Fresh water ecologist Dr Mike Joy is profiled in the first film and podcast in the ‘Water—Rapuhia, kimihia: Quest for knowledge’ documentary series.
"New Zealand has completely failed its fresh water," says ecologist Dr Mike Joy in the first film in the ‘Water—Rapuhia, kimihia: Quest for knowledge’ documentary series.
“It's blatantly obvious, why don’t we admit that we’ve completely failed and start again?” says Dr Joy, a Senior Research Fellow in the Institute for Governance and Policy Studies in Wellington School of Business and Government at Te Herenga Waka—Victoria University of Wellington.
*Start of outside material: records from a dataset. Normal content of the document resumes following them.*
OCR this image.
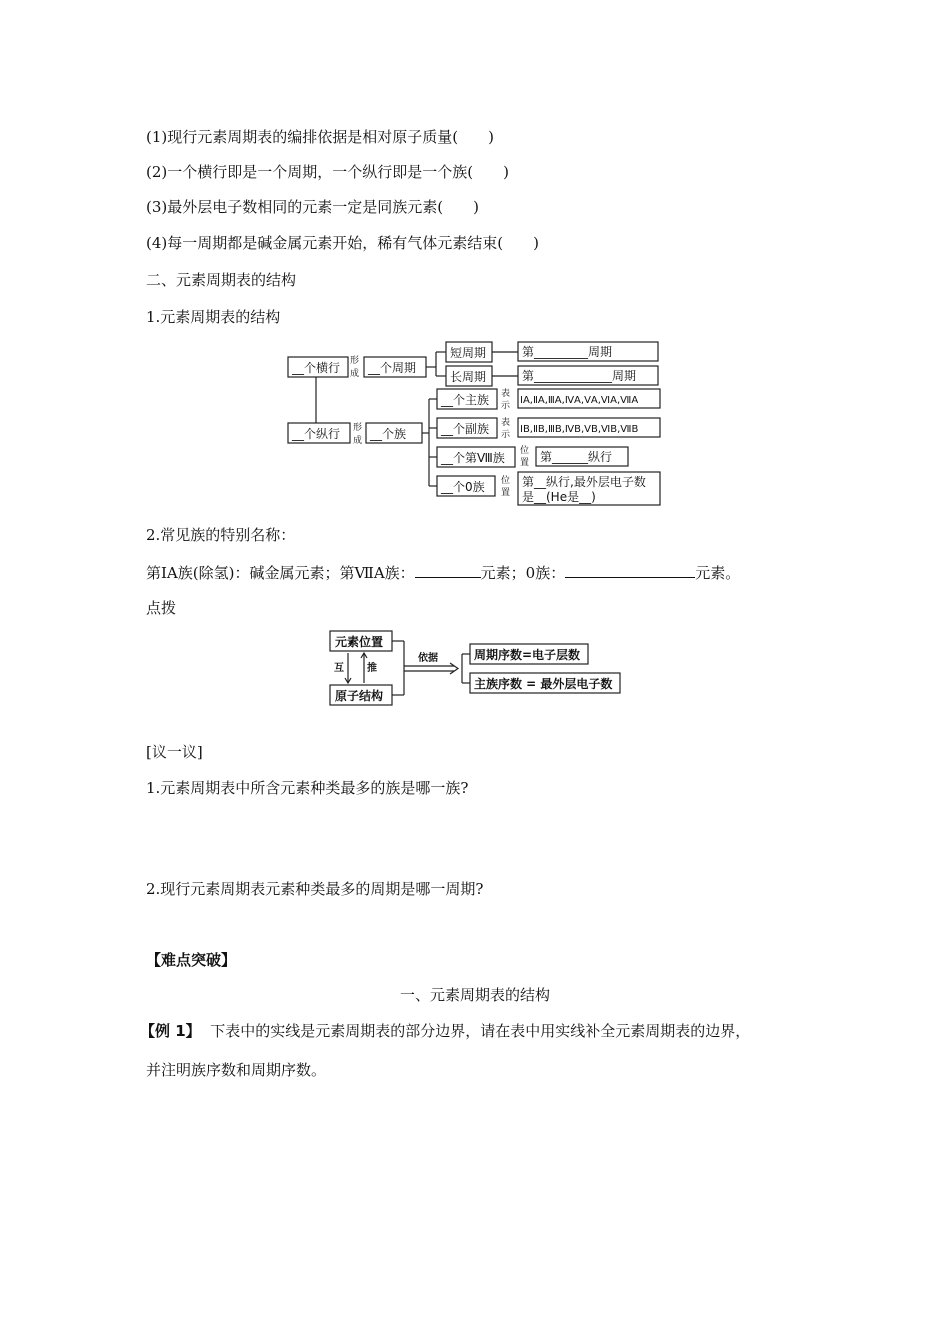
(1)现行元素周期表的编排依据是相对原子质量(　　)
(2)一个横行即是一个周期，一个纵行即是一个族(　　)
(3)最外层电子数相同的元素一定是同族元素(　　)
(4)每一周期都是碱金属元素开始，稀有气体元素结束(　　)
二、元素周期表的结构
1.元素周期表的结构
__个横行 __个周期
短周期
长周期
第_________周期
第_____________周期
__个纵行 __个族
__个主族
__个副族
__个第Ⅷ族
__个0族
第______纵行
第__纵行,最外层电子数
是__(He是__)
ⅠA,ⅡA,ⅢA,ⅣA,ⅤA,ⅥA,ⅦA
ⅠB,ⅡB,ⅢB,ⅣB,ⅤB,ⅥB,ⅦB
形
成
形
成
表
示
表
示
位
置
位
置
2.常见族的特别名称：
第ⅠA族(除氢)：碱金属元素；第ⅦA族：	元素；0族：	元素。
点拨
元素位置
原子结构
周期序数=电子层数
主族序数 = 最外层电子数
互 推
依据
[议一议]
1.元素周期表中所含元素种类最多的族是哪一族?
2.现行元素周期表元素种类最多的周期是哪一周期?
【难点突破】
一、元素周期表的结构
【例 1】 下表中的实线是元素周期表的部分边界，请在表中用实线补全元素周期表的边界，
并注明族序数和周期序数。
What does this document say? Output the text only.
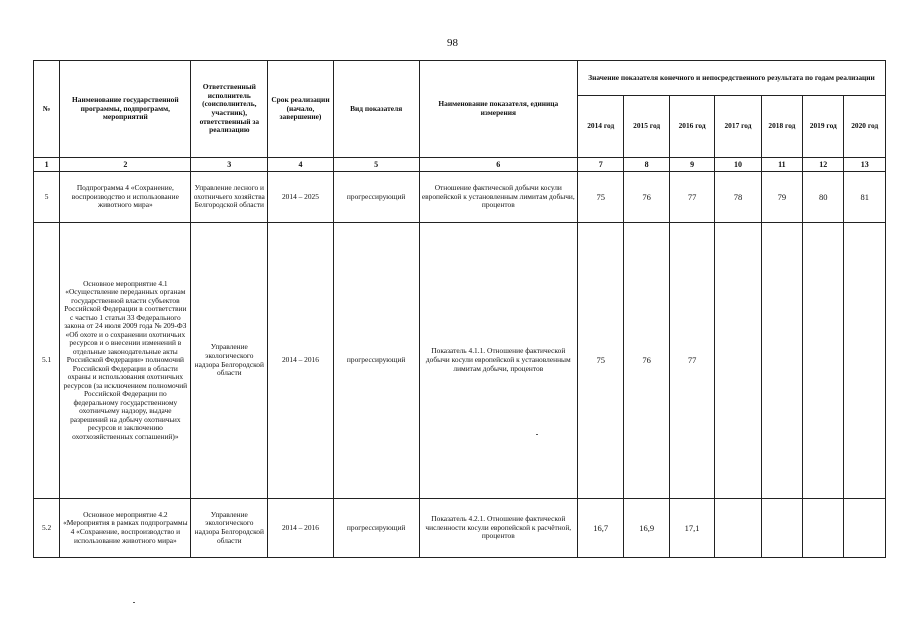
98
№	Наименование государственной программы, подпрограмм, мероприятий	Ответственный исполнитель (соисполнитель, участник), ответственный за реализацию	Срок реализации (начало, завершение)	Вид показателя	Наименование показателя, единица измерения	Значение показателя конечного и непосредственного результата по годам реализации						
						2014 год	2015 год	2016 год	2017 год	2018 год	2019 год	2020 год
1	2	3	4	5	6	7	8	9	10	11	12	13
5	Подпрограмма 4 «Сохранение, воспроизводство и использование животного мира»	Управление лесного и охотничьего хозяйства Белгородской области	2014 – 2025	прогрессирующий	Отношение фактической добычи косули европейской к установленным лимитам добычи, процентов	75	76	77	78	79	80	81
5.1	Основное мероприятие 4.1 «Осуществление переданных органам государственной власти субъектов Российской Федерации в соответствии с частью 1 статьи 33 Федерального закона от 24 июля 2009 года № 209-ФЗ «Об охоте и о сохранении охотничьих ресурсов и о внесении изменений в отдельные законодательные акты Российской Федерации» полномочий Российской Федерации в области охраны и использования охотничьих ресурсов (за исключением полномочий Российской Федерации по федеральному государственному охотничьему надзору, выдаче разрешений на добычу охотничьих ресурсов и заключению охотхозяйственных соглашений)»	Управление экологического надзора Белгородской области	2014 – 2016	прогрессирующий	Показатель 4.1.1. Отношение фактической добычи косули европейской к установленным лимитам добычи, процентов	75	76	77				
5.2	Основное мероприятие 4.2 «Мероприятия в рамках подпрограммы 4 «Сохранение, воспроизводство и использование животного мира»	Управление экологического надзора Белгородской области	2014 – 2016	прогрессирующий	Показатель 4.2.1. Отношение фактической численности косули европейской к расчётной, процентов	16,7	16,9	17,1				
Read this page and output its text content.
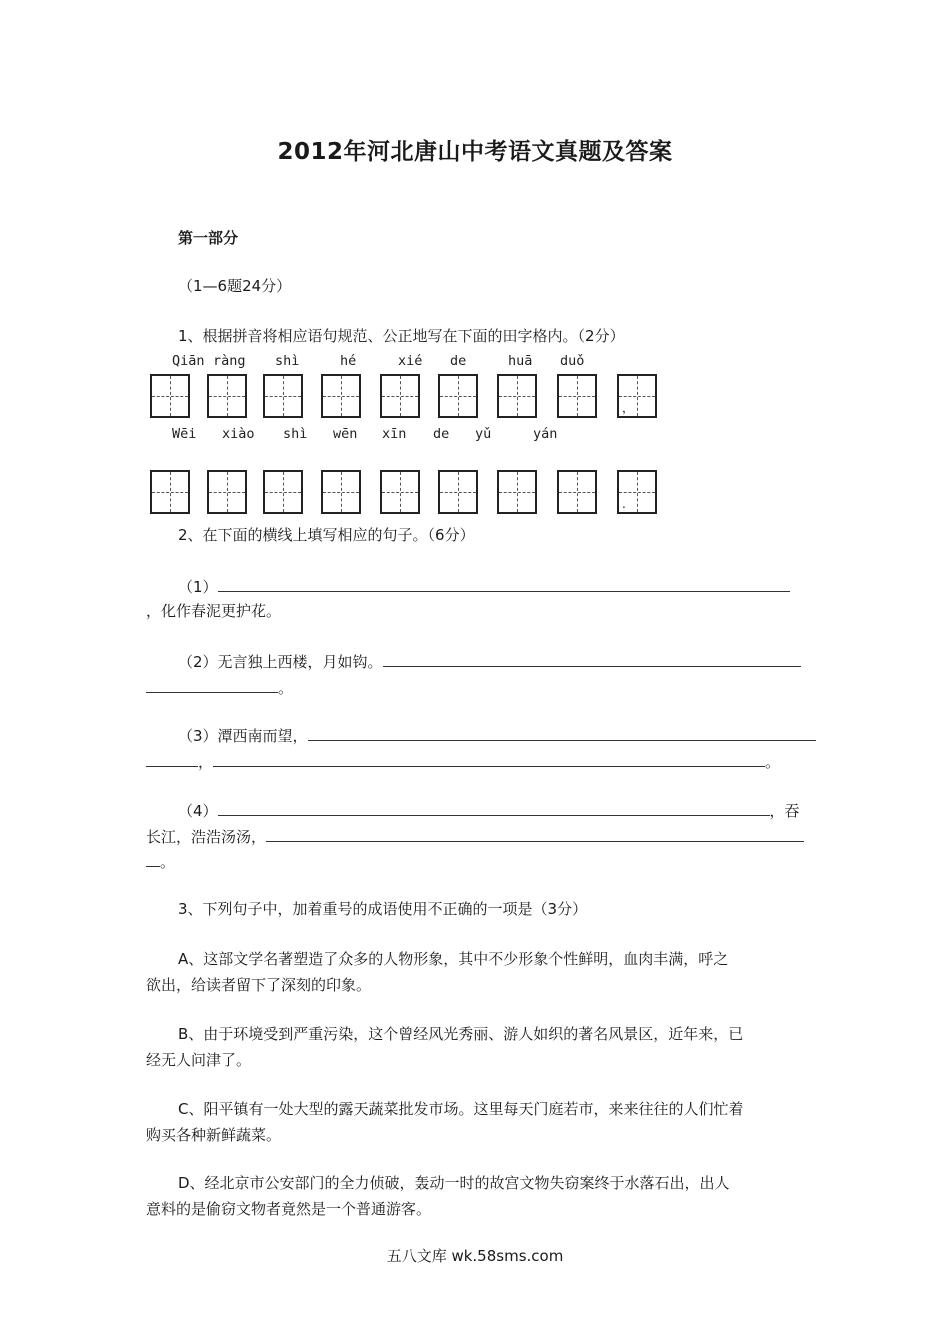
2012年河北唐山中考语文真题及答案
第一部分
（1—6题24分）
1、根据拼音将相应语句规范、公正地写在下面的田字格内。（2分）
Qiān ràng shì	hé	xié de	huā duǒ
，
Wēi xiào shì wēn xīn de yǔ	yán
.
2、在下面的横线上填写相应的句子。（6分）
（1）
，化作春泥更护花。
（2）无言独上西楼，月如钩。
。
（3）潭西南而望，
，	。
（4）	，吞
长江，浩浩汤汤，
。
3、下列句子中，加着重号的成语使用不正确的一项是（3分）
A、这部文学名著塑造了众多的人物形象，其中不少形象个性鲜明，血肉丰满，呼之
欲出，给读者留下了深刻的印象。
B、由于环境受到严重污染，这个曾经风光秀丽、游人如织的著名风景区，近年来，已
经无人问津了。
C、阳平镇有一处大型的露天蔬菜批发市场。这里每天门庭若市，来来往往的人们忙着
购买各种新鲜蔬菜。
D、经北京市公安部门的全力侦破，轰动一时的故宫文物失窃案终于水落石出，出人
意料的是偷窃文物者竟然是一个普通游客。
五八文库 wk.58sms.com
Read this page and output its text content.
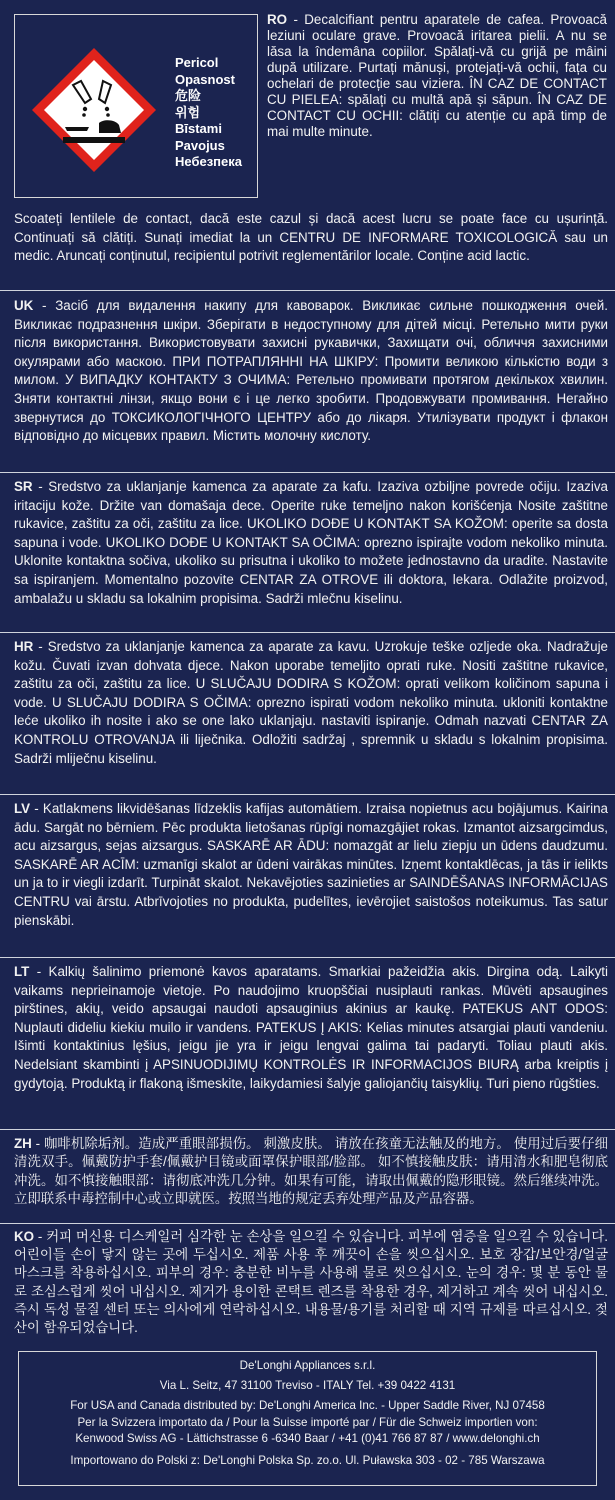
Pericol
Opasnost
危险
위험
Bīstami
Pavojus
Небезпека
RO - Decalcifiant pentru aparatele de cafea. Provoacă leziuni oculare grave. Provoacă iritarea pielii. A nu se lăsa la îndemâna copiilor. Spălați-vă cu grijă pe mâini după utilizare. Purtați mănuși, protejați-vă ochii, fața cu ochelari de protecție sau viziera. ÎN CAZ DE CONTACT CU PIELEA: spălați cu multă apă și săpun. ÎN CAZ DE CONTACT CU OCHII: clătiți cu atenție cu apă timp de mai multe minute.
Scoateți lentilele de contact, dacă este cazul și dacă acest lucru se poate face cu ușurință. Continuați să clătiți. Sunați imediat la un CENTRU DE INFORMARE TOXICOLOGICĂ sau un medic. Aruncați conținutul, recipientul potrivit reglementărilor locale. Conține acid lactic.
UK - Засіб для видалення накипу для кавоварок. Викликає сильне пошкодження очей. Викликає подразнення шкіри. Зберігати в недоступному для дітей місці. Ретельно мити руки після використання. Використовувати захисні рукавички, Захищати очі, обличчя захисними окулярами або маскою. ПРИ ПОТРАПЛЯННІ НА ШКІРУ: Промити великою кількістю води з милом. У ВИПАДКУ КОНТАКТУ З ОЧИМА: Ретельно промивати протягом декількох хвилин. Зняти контактні лінзи, якщо вони є і це легко зробити. Продовжувати промивання. Негайно звернутися до ТОКСИКОЛОГІЧНОГО ЦЕНТРУ або до лікаря. Утилізувати продукт і флакон відповідно до місцевих правил. Містить молочну кислоту.
SR - Sredstvo za uklanjanje kamenca za aparate za kafu. Izaziva ozbiljne povrede očiju. Izaziva iritaciju kože. Držite van domašaja dece. Operite ruke temeljno nakon korišćenja Nosite zaštitne rukavice, zaštitu za oči, zaštitu za lice. UKOLIKO DOĐE U KONTAKT SA KOŽOM: operite sa dosta sapuna i vode. UKOLIKO DOĐE U KONTAKT SA OČIMA: oprezno ispirajte vodom nekoliko minuta. Uklonite kontaktna sočiva, ukoliko su prisutna i ukoliko to možete jednostavno da uradite. Nastavite sa ispiranjem. Momentalno pozovite CENTAR ZA OTROVE ili doktora, lekara. Odlažite proizvod, ambalažu u skladu sa lokalnim propisima. Sadrži mlečnu kiselinu.
HR - Sredstvo za uklanjanje kamenca za aparate za kavu. Uzrokuje teške ozljede oka. Nadražuje kožu. Čuvati izvan dohvata djece. Nakon uporabe temeljito oprati ruke. Nositi zaštitne rukavice, zaštitu za oči, zaštitu za lice. U SLUČAJU DODIRA S KOŽOM: oprati velikom količinom sapuna i vode. U SLUČAJU DODIRA S OČIMA: oprezno ispirati vodom nekoliko minuta. ukloniti kontaktne leće ukoliko ih nosite i ako se one lako uklanjaju. nastaviti ispiranje. Odmah nazvati CENTAR ZA KONTROLU OTROVANJA ili liječnika. Odložiti sadržaj , spremnik u skladu s lokalnim propisima. Sadrži mliječnu kiselinu.
LV - Katlakmens likvidēšanas līdzeklis kafijas automātiem. Izraisa nopietnus acu bojājumus. Kairina ādu. Sargāt no bērniem. Pēc produkta lietošanas rūpīgi nomazgājiet rokas. Izmantot aizsargcimdus, acu aizsargus, sejas aizsargus. SASKARĒ AR ĀDU: nomazgāt ar lielu ziepju un ūdens daudzumu. SASKARĒ AR ACĪM: uzmanīgi skalot ar ūdeni vairākas minūtes. Izņemt kontaktlēcas, ja tās ir ielikts un ja to ir viegli izdarīt. Turpināt skalot. Nekavējoties sazinieties ar SAINDĒŠANAS INFORMĀCIJAS CENTRU vai ārstu. Atbrīvojoties no produkta, pudelītes, ievērojiet saistošos noteikumus. Tas satur pienskābi.
LT - Kalkių šalinimo priemonė kavos aparatams. Smarkiai pažeidžia akis. Dirgina odą. Laikyti vaikams neprieinamoje vietoje. Po naudojimo kruopščiai nusiplauti rankas. Mūvėti apsaugines pirštines, akių, veido apsaugai naudoti apsauginius akinius ar kaukę. PATEKUS ANT ODOS: Nuplauti dideliu kiekiu muilo ir vandens. PATEKUS Į AKIS: Kelias minutes atsargiai plauti vandeniu. Išimti kontaktinius lęšius, jeigu jie yra ir jeigu lengvai galima tai padaryti. Toliau plauti akis. Nedelsiant skambinti į APSINUODIJIMŲ KONTROLĖS IR INFORMACIJOS BIURĄ arba kreiptis į gydytoją. Produktą ir flakoną išmeskite, laikydamiesi šalyje galiojančių taisyklių. Turi pieno rūgšties.
ZH - 咖啡机除垢剂。造成严重眼部损伤。 刺激皮肤。 请放在孩童无法触及的地方。 使用过后要仔细清洗双手。佩戴防护手套/佩戴护目镜或面罩保护眼部/脸部。 如不慎接触皮肤：请用清水和肥皂彻底冲洗。如不慎接触眼部：请彻底冲洗几分钟。如果有可能，请取出佩戴的隐形眼镜。然后继续冲洗。立即联系中毒控制中心或立即就医。按照当地的规定丢弃处理产品及产品容器。
KO - 커피 머신용 디스케일러 심각한 눈 손상을 일으킬 수 있습니다. 피부에 염증을 일으킬 수 있습니다. 어린이들 손이 닿지 않는 곳에 두십시오. 제품 사용 후 깨끗이 손을 씻으십시오. 보호 장갑/보안경/얼굴 마스크를 착용하십시오. 피부의 경우: 충분한 비누를 사용해 물로 씻으십시오. 눈의 경우: 몇 분 동안 물로 조심스럽게 씻어 내십시오. 제거가 용이한 콘택트 렌즈를 착용한 경우, 제거하고 계속 씻어 내십시오. 즉시 독성 물질 센터 또는 의사에게 연락하십시오. 내용물/용기를 처리할 때 지역 규제를 따르십시오. 젖산이 함유되었습니다.
De'Longhi Appliances s.r.l.
Via L. Seitz, 47 31100 Treviso - ITALY Tel. +39 0422 4131
For USA and Canada distributed by: De'Longhi America Inc. - Upper Saddle River, NJ 07458
Per la Svizzera importato da / Pour la Suisse importé par / Für die Schweiz importien von:
Kenwood Swiss AG - Lättichstrasse 6 -6340 Baar / +41 (0)41 766 87 87 / www.delonghi.ch
Importowano do Polski z: De'Longhi Polska Sp. zo.o. Ul. Puławska 303 - 02 - 785 Warszawa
‘Fresh Water’ follows Dr Joy as he tests for nitrates in the tributaries that flow into Lake Wanaka, some of the most pristine fresh water in New Zealand—and then see the readings rise as he tests further downstream. By the time he gets to Ashburton, what will the readings show—and how close are they to levels associated with colo-rectal cancer?
In the film—and especially its accompanying podcast—there is personal insight into Dr Joy’s character as we travel alongside him on his crusade to convert scientific knowledge into demonstrable action.
“I’ve always said that if nitrate turned rivers red, we would not have a problem,” he says. “It’s only because you can't see it.”